Azoospermia

Overview

What is Azoospermia?
When no sperms or measurable sperms can be found in a man’s semen, the condition is called Azoospermia. This condition can result in infertility.

How common is Azoospermia?
Azoospermia is common in infertile men. Up to 10% to 15% of infertile men are diagnosed with it.

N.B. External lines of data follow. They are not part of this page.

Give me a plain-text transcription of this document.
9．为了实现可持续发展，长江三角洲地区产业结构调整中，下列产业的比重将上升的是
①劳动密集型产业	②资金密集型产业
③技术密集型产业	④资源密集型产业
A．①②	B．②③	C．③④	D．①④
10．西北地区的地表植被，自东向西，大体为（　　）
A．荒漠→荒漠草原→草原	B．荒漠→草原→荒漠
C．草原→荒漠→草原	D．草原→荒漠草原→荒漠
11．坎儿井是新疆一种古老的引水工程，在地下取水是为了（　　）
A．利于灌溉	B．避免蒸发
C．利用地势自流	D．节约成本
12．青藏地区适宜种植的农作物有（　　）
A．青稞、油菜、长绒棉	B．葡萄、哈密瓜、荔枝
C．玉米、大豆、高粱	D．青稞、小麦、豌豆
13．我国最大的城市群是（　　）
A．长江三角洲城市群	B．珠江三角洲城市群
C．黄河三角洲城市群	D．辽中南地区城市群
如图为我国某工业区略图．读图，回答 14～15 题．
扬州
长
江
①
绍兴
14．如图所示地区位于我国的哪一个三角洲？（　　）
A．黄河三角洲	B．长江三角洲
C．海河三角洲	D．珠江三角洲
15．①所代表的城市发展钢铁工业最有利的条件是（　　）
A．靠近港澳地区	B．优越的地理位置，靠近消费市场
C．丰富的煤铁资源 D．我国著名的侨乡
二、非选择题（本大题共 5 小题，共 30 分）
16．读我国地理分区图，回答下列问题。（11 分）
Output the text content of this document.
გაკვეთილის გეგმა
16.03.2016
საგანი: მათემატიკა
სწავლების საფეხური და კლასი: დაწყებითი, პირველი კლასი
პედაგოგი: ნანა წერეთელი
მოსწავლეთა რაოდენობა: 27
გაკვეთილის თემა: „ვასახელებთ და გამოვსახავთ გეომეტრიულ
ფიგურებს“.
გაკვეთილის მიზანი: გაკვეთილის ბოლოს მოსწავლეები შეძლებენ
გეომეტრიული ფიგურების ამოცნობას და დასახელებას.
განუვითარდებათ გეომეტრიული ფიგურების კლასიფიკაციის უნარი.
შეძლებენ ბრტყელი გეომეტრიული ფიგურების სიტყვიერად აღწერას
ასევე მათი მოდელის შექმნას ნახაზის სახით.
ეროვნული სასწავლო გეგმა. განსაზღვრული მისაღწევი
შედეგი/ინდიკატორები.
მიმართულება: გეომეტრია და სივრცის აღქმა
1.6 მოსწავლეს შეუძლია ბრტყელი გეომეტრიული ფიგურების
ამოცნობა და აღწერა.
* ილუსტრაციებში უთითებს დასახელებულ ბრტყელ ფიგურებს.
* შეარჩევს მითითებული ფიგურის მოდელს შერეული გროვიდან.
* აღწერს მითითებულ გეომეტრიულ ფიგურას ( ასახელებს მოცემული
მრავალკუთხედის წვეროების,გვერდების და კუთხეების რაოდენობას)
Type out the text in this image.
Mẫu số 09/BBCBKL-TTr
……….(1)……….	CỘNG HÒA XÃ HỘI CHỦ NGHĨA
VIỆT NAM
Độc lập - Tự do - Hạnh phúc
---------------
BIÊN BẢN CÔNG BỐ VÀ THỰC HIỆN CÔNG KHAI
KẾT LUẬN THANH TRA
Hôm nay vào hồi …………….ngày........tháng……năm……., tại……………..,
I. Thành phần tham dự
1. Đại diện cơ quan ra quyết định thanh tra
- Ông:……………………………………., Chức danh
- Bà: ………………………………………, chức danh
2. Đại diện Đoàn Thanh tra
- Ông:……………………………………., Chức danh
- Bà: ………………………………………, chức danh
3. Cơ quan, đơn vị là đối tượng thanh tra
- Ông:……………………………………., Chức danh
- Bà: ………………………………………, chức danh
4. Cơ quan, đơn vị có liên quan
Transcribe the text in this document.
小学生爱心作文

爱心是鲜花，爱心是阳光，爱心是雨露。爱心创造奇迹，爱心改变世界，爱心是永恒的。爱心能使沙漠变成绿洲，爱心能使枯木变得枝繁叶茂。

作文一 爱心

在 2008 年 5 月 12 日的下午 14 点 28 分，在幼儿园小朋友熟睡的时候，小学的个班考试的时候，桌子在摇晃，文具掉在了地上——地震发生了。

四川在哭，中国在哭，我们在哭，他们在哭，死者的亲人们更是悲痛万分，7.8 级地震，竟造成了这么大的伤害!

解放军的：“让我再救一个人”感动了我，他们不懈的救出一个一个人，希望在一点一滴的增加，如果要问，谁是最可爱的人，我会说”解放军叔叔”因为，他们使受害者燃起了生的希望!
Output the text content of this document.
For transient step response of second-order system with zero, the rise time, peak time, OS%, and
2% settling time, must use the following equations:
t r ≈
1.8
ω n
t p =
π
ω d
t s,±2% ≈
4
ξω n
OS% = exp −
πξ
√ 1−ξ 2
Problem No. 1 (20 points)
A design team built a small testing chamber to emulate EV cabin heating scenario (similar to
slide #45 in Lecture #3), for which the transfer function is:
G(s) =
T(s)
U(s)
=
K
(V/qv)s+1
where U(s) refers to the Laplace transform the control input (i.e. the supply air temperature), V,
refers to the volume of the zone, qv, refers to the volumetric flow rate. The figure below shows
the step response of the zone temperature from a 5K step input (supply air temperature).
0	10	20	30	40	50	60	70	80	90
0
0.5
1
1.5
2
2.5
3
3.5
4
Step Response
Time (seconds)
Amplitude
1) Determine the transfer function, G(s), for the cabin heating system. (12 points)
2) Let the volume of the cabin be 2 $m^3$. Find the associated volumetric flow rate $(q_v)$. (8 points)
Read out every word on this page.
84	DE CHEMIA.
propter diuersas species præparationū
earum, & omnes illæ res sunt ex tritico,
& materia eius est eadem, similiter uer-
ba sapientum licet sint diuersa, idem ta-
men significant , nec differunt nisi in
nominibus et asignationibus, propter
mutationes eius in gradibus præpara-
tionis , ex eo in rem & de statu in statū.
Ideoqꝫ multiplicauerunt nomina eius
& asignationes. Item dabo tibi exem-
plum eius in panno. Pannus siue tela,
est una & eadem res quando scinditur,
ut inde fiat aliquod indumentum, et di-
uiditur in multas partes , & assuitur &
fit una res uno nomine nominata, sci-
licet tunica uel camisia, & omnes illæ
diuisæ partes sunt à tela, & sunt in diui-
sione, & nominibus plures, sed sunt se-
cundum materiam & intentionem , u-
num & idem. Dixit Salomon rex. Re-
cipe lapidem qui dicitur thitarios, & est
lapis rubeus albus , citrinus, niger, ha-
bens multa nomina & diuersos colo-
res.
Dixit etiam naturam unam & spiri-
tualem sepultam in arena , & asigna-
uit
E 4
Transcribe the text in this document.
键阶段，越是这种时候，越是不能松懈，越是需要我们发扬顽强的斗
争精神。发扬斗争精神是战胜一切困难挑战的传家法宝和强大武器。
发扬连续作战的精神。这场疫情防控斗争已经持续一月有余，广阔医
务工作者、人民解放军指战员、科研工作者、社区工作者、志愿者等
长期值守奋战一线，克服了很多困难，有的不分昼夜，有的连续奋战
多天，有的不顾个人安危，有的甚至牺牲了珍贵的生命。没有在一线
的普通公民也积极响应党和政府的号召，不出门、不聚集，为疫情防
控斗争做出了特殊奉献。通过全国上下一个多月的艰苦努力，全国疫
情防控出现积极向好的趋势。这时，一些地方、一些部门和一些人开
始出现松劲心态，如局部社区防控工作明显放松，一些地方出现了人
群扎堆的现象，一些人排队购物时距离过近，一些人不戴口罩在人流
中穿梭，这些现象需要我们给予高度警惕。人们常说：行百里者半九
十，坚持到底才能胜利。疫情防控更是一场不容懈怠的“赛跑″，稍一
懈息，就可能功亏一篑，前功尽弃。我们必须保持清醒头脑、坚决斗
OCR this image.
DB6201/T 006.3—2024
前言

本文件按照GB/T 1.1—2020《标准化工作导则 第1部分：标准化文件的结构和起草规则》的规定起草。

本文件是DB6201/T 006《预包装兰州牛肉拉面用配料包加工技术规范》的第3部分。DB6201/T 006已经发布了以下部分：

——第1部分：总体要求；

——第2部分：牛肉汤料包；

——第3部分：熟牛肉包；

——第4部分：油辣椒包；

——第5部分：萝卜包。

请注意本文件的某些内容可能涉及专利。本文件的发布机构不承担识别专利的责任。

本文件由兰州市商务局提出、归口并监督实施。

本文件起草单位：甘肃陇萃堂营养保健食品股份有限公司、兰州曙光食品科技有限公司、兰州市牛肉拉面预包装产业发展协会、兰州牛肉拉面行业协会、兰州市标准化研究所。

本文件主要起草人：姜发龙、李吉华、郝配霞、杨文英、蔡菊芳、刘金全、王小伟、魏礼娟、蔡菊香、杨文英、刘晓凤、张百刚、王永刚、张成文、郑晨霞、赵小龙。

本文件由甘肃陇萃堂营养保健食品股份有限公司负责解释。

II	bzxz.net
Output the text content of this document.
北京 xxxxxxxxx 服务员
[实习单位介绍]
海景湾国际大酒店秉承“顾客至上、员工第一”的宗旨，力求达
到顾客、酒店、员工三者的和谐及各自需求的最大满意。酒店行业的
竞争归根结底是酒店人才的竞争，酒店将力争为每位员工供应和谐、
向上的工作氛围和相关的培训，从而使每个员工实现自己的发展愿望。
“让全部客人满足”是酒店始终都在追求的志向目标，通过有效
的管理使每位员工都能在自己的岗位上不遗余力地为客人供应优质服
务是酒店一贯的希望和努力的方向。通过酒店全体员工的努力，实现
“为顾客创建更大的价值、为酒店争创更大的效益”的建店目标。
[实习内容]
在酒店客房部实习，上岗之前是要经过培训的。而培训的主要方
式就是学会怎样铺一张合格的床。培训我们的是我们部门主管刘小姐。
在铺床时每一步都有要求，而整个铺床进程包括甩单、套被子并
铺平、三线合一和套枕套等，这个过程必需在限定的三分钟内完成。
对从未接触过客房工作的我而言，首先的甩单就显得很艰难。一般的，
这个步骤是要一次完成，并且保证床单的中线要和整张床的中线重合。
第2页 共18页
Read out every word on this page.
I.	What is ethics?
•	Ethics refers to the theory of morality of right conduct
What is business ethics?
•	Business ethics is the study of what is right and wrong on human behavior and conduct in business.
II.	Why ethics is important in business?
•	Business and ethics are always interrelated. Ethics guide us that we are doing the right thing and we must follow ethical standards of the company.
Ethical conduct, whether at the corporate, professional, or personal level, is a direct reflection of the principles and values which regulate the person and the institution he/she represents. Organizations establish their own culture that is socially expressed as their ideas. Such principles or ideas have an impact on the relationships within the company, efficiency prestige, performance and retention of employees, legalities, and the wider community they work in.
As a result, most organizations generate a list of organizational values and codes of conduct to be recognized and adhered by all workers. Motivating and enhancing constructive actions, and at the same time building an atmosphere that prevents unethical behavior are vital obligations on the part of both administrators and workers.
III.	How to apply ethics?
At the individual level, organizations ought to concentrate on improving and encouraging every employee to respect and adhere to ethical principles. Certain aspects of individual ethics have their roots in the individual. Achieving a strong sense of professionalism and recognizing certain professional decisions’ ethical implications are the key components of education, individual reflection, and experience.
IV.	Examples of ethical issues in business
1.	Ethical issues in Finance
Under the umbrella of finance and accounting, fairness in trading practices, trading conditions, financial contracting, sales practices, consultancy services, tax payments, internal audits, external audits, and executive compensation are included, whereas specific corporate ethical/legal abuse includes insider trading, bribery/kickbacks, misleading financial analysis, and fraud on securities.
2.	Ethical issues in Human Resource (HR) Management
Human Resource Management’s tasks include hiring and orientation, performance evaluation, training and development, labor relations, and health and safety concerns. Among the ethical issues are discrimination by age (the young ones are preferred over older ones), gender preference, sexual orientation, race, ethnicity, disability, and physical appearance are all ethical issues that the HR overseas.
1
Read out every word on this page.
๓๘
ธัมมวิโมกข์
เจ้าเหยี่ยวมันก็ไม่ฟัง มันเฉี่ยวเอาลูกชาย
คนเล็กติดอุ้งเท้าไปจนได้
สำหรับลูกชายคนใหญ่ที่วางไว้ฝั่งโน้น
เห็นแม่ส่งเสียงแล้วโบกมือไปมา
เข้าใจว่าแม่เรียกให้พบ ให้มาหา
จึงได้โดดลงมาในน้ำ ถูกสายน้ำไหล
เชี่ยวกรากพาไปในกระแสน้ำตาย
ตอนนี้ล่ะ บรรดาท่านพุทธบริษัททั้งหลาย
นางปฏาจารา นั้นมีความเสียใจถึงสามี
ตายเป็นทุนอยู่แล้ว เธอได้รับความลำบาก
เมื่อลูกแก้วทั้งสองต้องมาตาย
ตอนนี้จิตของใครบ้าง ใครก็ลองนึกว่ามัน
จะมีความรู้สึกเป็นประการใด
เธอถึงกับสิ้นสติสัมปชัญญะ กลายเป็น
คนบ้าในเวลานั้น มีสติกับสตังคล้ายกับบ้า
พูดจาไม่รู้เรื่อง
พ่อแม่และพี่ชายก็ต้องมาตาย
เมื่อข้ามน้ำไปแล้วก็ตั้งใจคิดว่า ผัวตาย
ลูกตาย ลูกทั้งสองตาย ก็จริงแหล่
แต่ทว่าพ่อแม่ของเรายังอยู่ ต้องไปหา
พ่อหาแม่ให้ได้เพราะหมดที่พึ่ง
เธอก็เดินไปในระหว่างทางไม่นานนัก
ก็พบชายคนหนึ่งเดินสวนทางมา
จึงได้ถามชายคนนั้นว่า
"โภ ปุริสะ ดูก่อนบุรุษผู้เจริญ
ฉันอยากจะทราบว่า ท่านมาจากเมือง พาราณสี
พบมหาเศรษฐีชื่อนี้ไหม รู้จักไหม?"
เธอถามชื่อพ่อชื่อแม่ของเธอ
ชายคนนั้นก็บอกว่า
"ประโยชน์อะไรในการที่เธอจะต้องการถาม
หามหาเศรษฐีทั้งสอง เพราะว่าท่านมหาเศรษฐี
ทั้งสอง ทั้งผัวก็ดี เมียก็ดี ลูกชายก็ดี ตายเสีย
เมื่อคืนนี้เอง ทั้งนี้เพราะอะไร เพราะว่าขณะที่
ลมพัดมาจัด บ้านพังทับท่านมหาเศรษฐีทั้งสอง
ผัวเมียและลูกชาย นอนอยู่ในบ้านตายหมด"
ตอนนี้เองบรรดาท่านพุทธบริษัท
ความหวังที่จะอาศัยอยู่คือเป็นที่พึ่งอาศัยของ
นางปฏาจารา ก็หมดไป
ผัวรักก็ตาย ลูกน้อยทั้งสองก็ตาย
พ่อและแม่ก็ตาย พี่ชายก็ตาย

What are the parts of the male reproductive system?
The male reproductive system consists of the following parts-

  • Testicles
    Testicles produce sperm through a process known as spermatogenesis.
  • Seminiferous tubules
    These resemble tiny tube and is seen densely in the testes.
  • Epididymis
    This is a structure found on the back of each testicle in which mature sperm are stored.
  • Vas deferens
    This is a tube that starts from the epididymis and passes into the seminal vesicle.
  • Seminal vesicle
    The seminal vesicle is a tube-like gland that helps to create and store the fluids in semen. It forms a duct called the seminal duct which then joins the vas deferens.
  • Ejaculatory duct
    When the seminal vesicle merges into the vas deferens, the ejaculatory duct is created. It passes through the prostate gland and joins the urethra.
  • Urethra
    It is a tubular structure that passes through the penis to remove urine and semen.

Are there different types of Azoospermia?

Yes, there are two different types of Azoospermia.

  • Obstructive Azoospermia
    In this condition, the male produces viable sperm, but it gets blocked from exiting the body during ejaculation. This may point to a blockage or a missing
    connection in the epididymis, Vas deferens or in any of the other parts of the reproductive tract.
  • Non-Obstructive Azoospermia
    With this condition, you do not have blockages but have poor sperm production due to some problem in the reproductive system.
Symptoms and Causes

What are the causes of Azoospermia?

Obstructive Azoospermia

  • Trauma
  • Infection
  • Surgery in the pelvic area
  • Inflammation
  • Vasectomy
  • A cyst
  • Cystic fibrosis gene mutation that can cause the abnormal development of the vas deference.

Non-Obstructive Azoospermia

  • Genetic causes – Genetic mutations like Kallmann syndrome, Klinefelter’s syndrome, and Y chromosome deletion can cause missing sperm production.
  • Hormone imbalances and endocrine disorders like hypogonadotropic hypogonadism, androgen resistance and hyperprolactinemia.
  • Problems with ejaculation like retrograde ejaculation.
  • Testicular causes – Anorchia- absence of testes; Cyptorchidism- the testes have not descended into the scrotum; Spermatogenic arrest – the tested cannot release fully mature sperm cells; Sertoli cell-only syndrome – the testes do not produce viable sperm cells; Mumps orchitis- inflammation of the testes due to mumps infection in puberty; Tumor; Testicular torsion.
  • Side effects of medication
  • Radiation
  • Chronic illness like cirrhosis, diabetes and renal failure.
  • Varicoceles
Diagnosis and tests

How is Azoospermia diagnosed?
The diagnosis is aided by the medical history, physical examinations and medical tests. When two different sperm analysis is done, and the result reveals the absence of viable sperms Azoospermia is diagnosed. Other tests done are testosterone and FSH levels, Genetic testing, X-rays, ultrasounds, imaging of the brain and biopsy.

Management and treatment

How is Azoospermia treated?
The treatment of this condition depends on the cause. If there is a blockage, surgery may help to reconstruct and unblock the structures. If the problem is hormonal
production, the issue is treated with hormone treatments. Varicocele may need the veins to be tied off using surgery. If none of these can be done, viable sperms can be removed from the testicles in extensive biopsies. Live sperms can be taken from the testes, vas deference, or epididymis in IVF treatments.

Prevention

How can Azoospermia be prevented?
Azoospermia with a genetic origin cannot be prevented. But the following steps can help reduce the risk of Azoospermia caused due to other reasons.

  • Avoid radiation
  • Avoid activities and sports that can cause trauma to the reproductive organs.
  • Judicious use of medications.
  • Avoid exposure to hot temperature for a long time.